The haunting songs of the whales inspired a generation of environmental activists. One of Payne’s recordings was included in NASA’s Golden Record, where it’s now hurtling through space some 15 billion miles away.
In his book Colonialism, Culture, Whales: The Cetacean Quartet, Graham Huggan, a professor at the University of Leeds, argues that whales are the embodiment of melancholy and a symbol of transience, disappearance, and loss. “Whale’s eyes have no tear ducts: we do their crying for them,” he writes.
Gruber credits the fascination with whales to their size. “They capture the dream center of our brain, because the blue whale is bigger than any dinosaur that ever existed,” he says. He brings up his experience diving with sperm whales. “You’re swimming with an animal that’s like, 40 feet.

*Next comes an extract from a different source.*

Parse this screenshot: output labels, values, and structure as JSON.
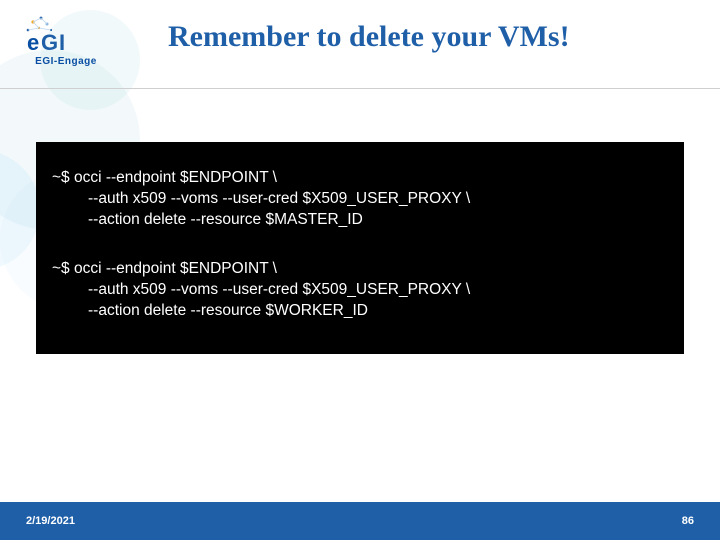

It’s bigger than a bus and this huge eye that looks at you,” he says.
“Whales are one particularly striking illustration of that world that we have become disconnected from,” says César Rodríguez-Garavito, the director of the More Than Human Life project at NYU and an advisor to CETI.
I asked Gruber whether he thought that excitement around CETI was “Mellvillesque.” He told me that he encountered Melville’s copy of Thomas Beale’s “The Natural History of the Sperm Whale” in Houghton Library while he was a Radcliffe Fellow. Melville was inspired by Beale to write Moby Dick. Gruber downloaded a PDF of Melville’s copy of Beale’s book, bound it, and now keeps it on his shelf. “There was a lot of biology in Moby Dick that I found interesting,” he says.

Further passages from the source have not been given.